Building Civic Capacity in an Era of Democratic Crisis by Hollie Russon-Gilman and K. Sabeel Rahman

About $3 billion was contributed to influence 2016 federal campaigns. In a new paper entitled “Building Civic Capacity in an Era of Democratic Crisis,” Hollie Russon-Gilman and K. Sabeel Rahman suggest a much better way to spend some of that money.

I realize, by the way, that political donors want candidates to notice their support. It would nevertheless make all the difference if they gave one percent of their $3 billion to activities that strengthen democracy–compensating for irradiating the body politic with polarizing and demoralizing messages. Progressive donors would also build the base for more progressive policy by investing for the longer term.

Russon-Gilman and Rahman argue “that today’s populist moment emphasizes the need to create a genuinely responsive, participatory form of democratic politics in which communities are empowered, rather than alienated.” They advocate investments that “self-consciously strive to build constituencies and identities that are more inclusive and accommodating. Think of this as ‘us’ populism, as opposed to ‘them’ populism.”

That basic stance supports two strategies:

  1. More investment in community organizing, especially the types that build “new bridges across racial, gender, and geographic divides.” Russon-Gilman and Rahman advocate broad-based, long-term organizing instead of mobilizing people around specific issues.
  2. “Reforming our institutions of governance” so that agencies offer citizens more “hooks and levers” to influence power, and so that public sector workers have skills and incentives to engage the public better.

These strategies imply (as the authors note) a broad understanding of democracy. It is not all about elections, nor even about the official government. It’s about how people come together and exercise power.

The paper offers valuable case studies. For instance, under the heading of organizing:

  • “The Center for Rural Strategies (CRS) … based in Whitesburg, Ky. in the central Appalachian coalfields, provides rural communities and nonprofit organizations with resources on innovative media and communications strategies in order to strengthen their work.” CRS provides information, challenges stereotypes about its communities, and lobbies for better access to the physical infrastructure for communications, because both content and conduit matter. (See “Building Democracy in ‘Trump Country’” by Ben Fink for a similar case.)
  • “Coworker.org (Coworker) is a digital platform for workers’ voices founded in response to the decline of formal institutions organizing workers and geared towards building a twenty-first century model of worker power. The organization provides tools directly to workers to self-advocate within the workplace, usually where no labor structure or organizing already exists.” Like CRS, Coworker invests in people who develop as leaders.

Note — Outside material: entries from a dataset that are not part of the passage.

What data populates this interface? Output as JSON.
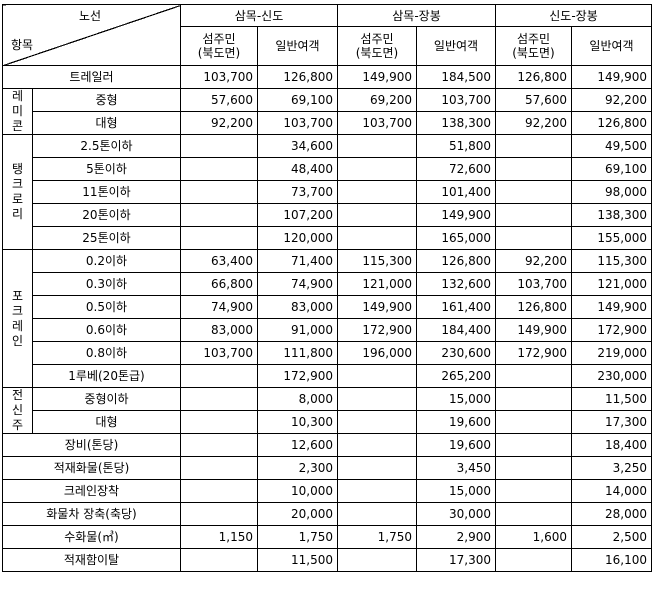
{
  "header": {
    "diag_top": "노선",
    "diag_bottom": "항목",
    "routes": [
      "삼목-신도",
      "삼목-장봉",
      "신도-장봉"
    ],
    "resident_line1": "섬주민",
    "resident_line2": "(북도면)",
    "general": "일반여객"
  },
  "rows": [
    {
      "label": "트레일러",
      "v": [
        "103,700",
        "126,800",
        "149,900",
        "184,500",
        "126,800",
        "149,900"
      ]
    },
    {
      "label": "중형",
      "v": [
        "57,600",
        "69,100",
        "69,200",
        "103,700",
        "57,600",
        "92,200"
      ]
    },
    {
      "label": "대형",
      "v": [
        "92,200",
        "103,700",
        "103,700",
        "138,300",
        "92,200",
        "126,800"
      ]
    },
    {
      "label": "2.5톤이하",
      "v": [
        "",
        "34,600",
        "",
        "51,800",
        "",
        "49,500"
      ]
    },
    {
      "label": "5톤이하",
      "v": [
        "",
        "48,400",
        "",
        "72,600",
        "",
        "69,100"
      ]
    },
    {
      "label": "11톤이하",
      "v": [
        "",
        "73,700",
        "",
        "101,400",
        "",
        "98,000"
      ]
    },
    {
      "label": "20톤이하",
      "v": [
        "",
        "107,200",
        "",
        "149,900",
        "",
        "138,300"
      ]
    },
    {
      "label": "25톤이하",
      "v": [
        "",
        "120,000",
        "",
        "165,000",
        "",
        "155,000"
      ]
    },
    {
      "label": "0.2이하",
      "v": [
        "63,400",
        "71,400",
        "115,300",
        "126,800",
        "92,200",
        "115,300"
      ]
    },
    {
      "label": "0.3이하",
      "v": [
        "66,800",
        "74,900",
        "121,000",
        "132,600",
        "103,700",
        "121,000"
      ]
    },
    {
      "label": "0.5이하",
      "v": [
        "74,900",
        "83,000",
        "149,900",
        "161,400",
        "126,800",
        "149,900"
      ]
    },
    {
      "label": "0.6이하",
      "v": [
        "83,000",
        "91,000",
        "172,900",
        "184,400",
        "149,900",
        "172,900"
      ]
    },
    {
      "label": "0.8이하",
      "v": [
        "103,700",
        "111,800",
        "196,000",
        "230,600",
        "172,900",
        "219,000"
      ]
    },
    {
      "label": "1루베(20톤급)",
      "v": [
        "",
        "172,900",
        "",
        "265,200",
        "",
        "230,000"
      ]
    },
    {
      "label": "중형이하",
      "v": [
        "",
        "8,000",
        "",
        "15,000",
        "",
        "11,500"
      ]
    },
    {
      "label": "대형",
      "v": [
        "",
        "10,300",
        "",
        "19,600",
        "",
        "17,300"
      ]
    },
    {
      "label": "장비(톤당)",
      "v": [
        "",
        "12,600",
        "",
        "19,600",
        "",
        "18,400"
      ]
    },
    {
      "label": "적재화물(톤당)",
      "v": [
        "",
        "2,300",
        "",
        "3,450",
        "",
        "3,250"
      ]
    },
    {
      "label": "크레인장착",
      "v": [
        "",
        "10,000",
        "",
        "15,000",
        "",
        "14,000"
      ]
    },
    {
      "label": "화물차 장축(축당)",
      "v": [
        "",
        "20,000",
        "",
        "30,000",
        "",
        "28,000"
      ]
    },
    {
      "label": "수화물(㎥)",
      "v": [
        "1,150",
        "1,750",
        "1,750",
        "2,900",
        "1,600",
        "2,500"
      ]
    },
    {
      "label": "적재함이탈",
      "v": [
        "",
        "11,500",
        "",
        "17,300",
        "",
        "16,100"
      ]
    }
  ],
  "groups": {
    "remicon": [
      "레",
      "미",
      "콘"
    ],
    "tank": [
      "탱",
      "크",
      "로",
      "리"
    ],
    "pock": [
      "포",
      "크",
      "레",
      "인"
    ],
    "jeon": [
      "전",
      "신",
      "주"
    ]
  }
}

Examples under the heading of institutions include:

  • “The Office of Community Wealth Building (OCWB) was established as a permanent city agency in Richmond, Va., in 2015 to provide anti-poverty strategy and policy advice to the mayor and to implement municipal poverty reduction initiatives and systemic changes around housing, education, and economic development.”
  • “The Public Engagement Unit (PEU) is a division in New York’s city government started in 2015 [is] devoted to knocking on doors and making calls to hard-to-reach constituents to enroll them in city services, as well as foster long-term individual relationships with city staff.”

Overall, “Building Civic Capacity in an Era of Democratic Crisis” helps make the case for investments that are less short-term, less oriented to immediate efficiency, less split between government and civil society, but more experimental, more open-ended, and more truly inclusive than we normally see (especially, I would say, on the left).